Hacker News new | ask | show | jobs
by gmisra 3624 days ago
Maybe the prevalent mental model regarding models is wrong? The real elephant in the room is the idea that "all models" are similar, and therefore occupy the same space regarding interpretability, forecasting, and other uses. Models are designed to solve specific problems, usually within specific scopes. Confusion, misinterpretation, and error occur when consumers of models don't understand (or simply ignore) the limitations of these models.

Whenever I sit down to build a new model, or work with a new-to-me model, I start with questions like:

- What questions was this model built to answer? Be careful when asking other questions, and know the limitations of those answers.

- If it's been in use for a while, how effective has it been? How is that efficacy measured? A highly accurate decomposition of historical behavior may involve a lot of post-fact knowledge that has no predictive power, so be careful interpreting cross-use results.

- What are the ranges and distributions of the input variables? What are their boundary conditions? This is not always applicable to all variables, especially unstructured data, but when it is applicable, it is usually straightforward.

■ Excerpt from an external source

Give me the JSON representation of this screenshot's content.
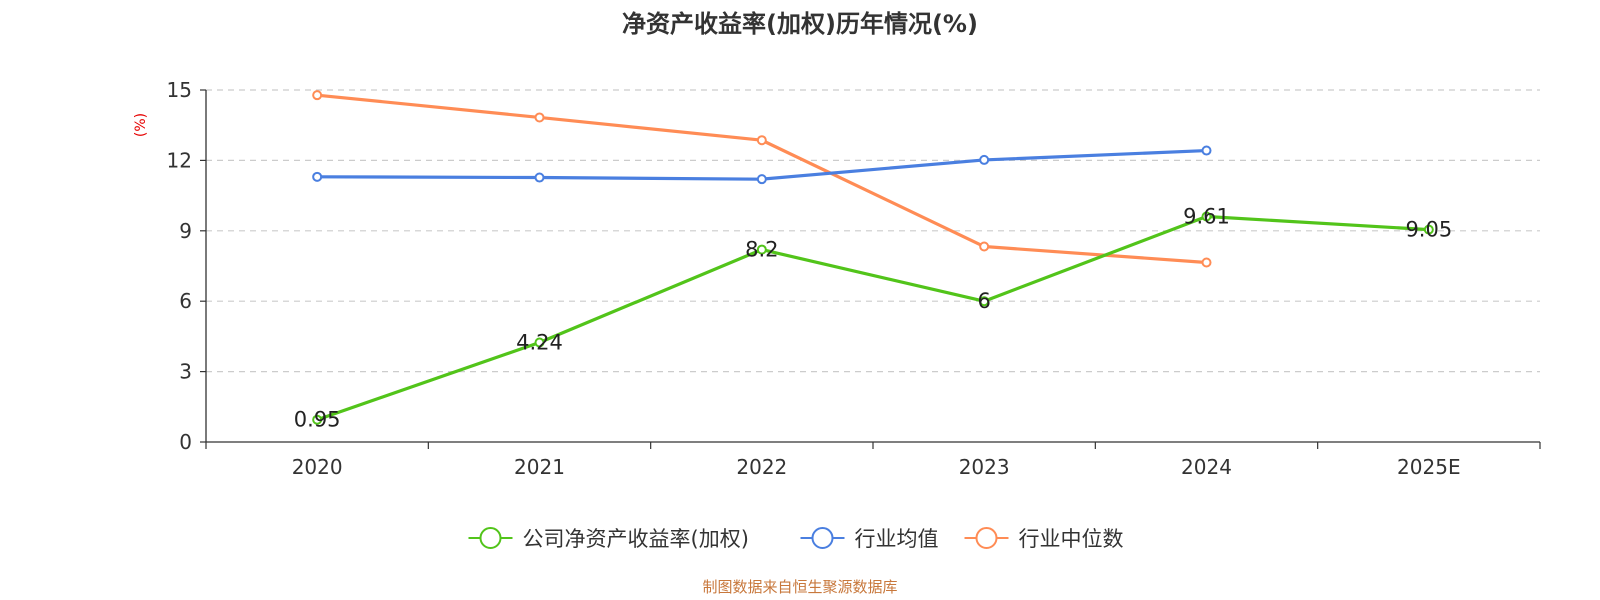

- What are the ranges of the model outputs? Do they have any boundary conditions? Do boundary effects impact the situations in which the model can be applied? For example, when working with a binned variable, often bins 0 and n include less homogenous data than the rest of the bins.

- How is model accuracy calculated? This is usually far less objective than model constructors are willing to admit to. How does your error vary along different dimensions? Which dimensional error do you look at more closely, and why?

In my experience, the best way to reason about models is to work with a lot of different models, and to be honest about their flaws. That learning generally happens more efficiently, and more broadly, in the real world than in the classroom. With the recent rise in popularity of applied models, we have lots of inexperience modelers out there, so these growing pains are to be expected.

1 comments

It seems like you're talking about human-created models (e.g. a manually-constructed decision tree), whereas the paper's primary concern is machine-created models (e.g. the weights derived mechanically by a neural network).

So the problem would be: how do you get the "modelers" (i.e. the machines) to be "honest about the flaws" of the models that they generated?